With electric cars, the costs are still prohibitively high even though the cars themselves are objectively better. There are still switching costs of making sure you can plug it in at home, figuring out if you can charge it when you’re away from home, and whether or not you can even take the kids in it to grandma’s house if it’s more than 300 miles away.
With AI, although the upfront costs are low, there’s still significant switching costs. A lot of what most lawyers do is either rote form work, or work that requires a lot of very thoughtful analysis. Neither area is a good fit for generative AI: you don’t want inventiveness when it comes to creating a standard Notice of Appearance or a plea deal, you need something that fills in blanks. Neither do you want to spend all your time proofreading a rough draft when you should be spending your attention actually doing a thoughtful analysis.
I think a lot of lawyers are very intrigued by AI, but are (correctly) put off by the switching costs. There’s been a lot of New Legal AI Products out on the market, and a lot of incentive to look innovative by creating one. But I’d bet in the next few months we’ll see some articles talking about how the AI hype has fizzled out, and maybe one of the four people who read this (five if you count my mom) will be able to say “you know, I bet the reason is the high switching costs.” Remember - the LinkedIn Legal AI Influencers may do a lot of cool posting, but they ain’t buying shit.
The trough of disillusionment:
After a lot of time spent working in whatever legal technology is (field, industry, profession, mutual admiration society), my thinking has come down to this:
It’s ok to be impressed by new technology;
It’s good to experiment with new technology and see what it actually does (and doesn’t do);
It’s better think critically about new technology and not succumb to the hype guys; and
It’s best to think about new technology as if you’re in the already trough of disillusionment.
Here’s what I mean by that last point.
In the Gartner Hype Cycle, the through of disillusionment is where the hype cycle goes to die, and where people actually start to figure out what something is good for.
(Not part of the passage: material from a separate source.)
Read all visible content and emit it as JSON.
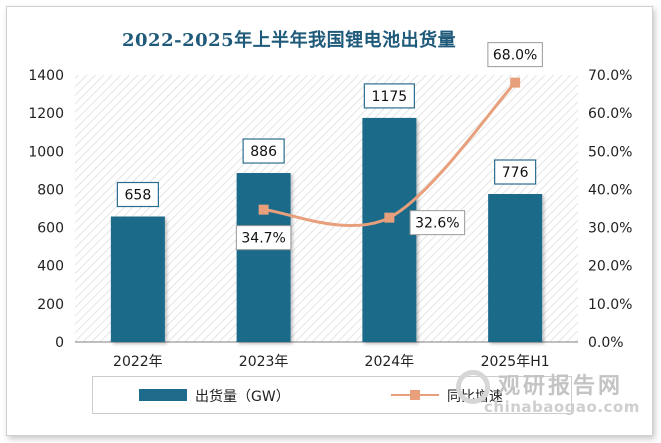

That’s where you try and understand how the puzzle pieces actually fit together into something people will actually pay for, not just what they say they want.
A year ago tomorrow I wrote a dumb post on here about using ChatGPT for the first time, and how it has potential in the legal field. Over the last 365ishhh days I’ve been amazed at what the new AI models can do, and I really believe they can be transformative. I will tell you that I have barely resisted staying up all night coding out some new solution to some pressing issue I made up in my head like I was in a montage from Halt and Catch Fire. But maybe the ways that AI will transmorgify law practice and legal help haven’t yet been fully fleshed out (or are so mundane as to be dismissed by the AI Thinkfluencers). Unfortunately that line of thinking doesn’t land seed capital.
I’ve tried to live in that disillusionment trough over the past year, not because I’m a jerk and a skeptic (although I am both of those things), but because I really want to try and understand how AI can be actually useful in helping people access justice. And I still don’t have anything to sell you.
And don’t come at me with that “oh well you should just charge at home” bullshit. What about people in apartments or in cities? What about if I want to drive somewhere outside of a 150-mile radius?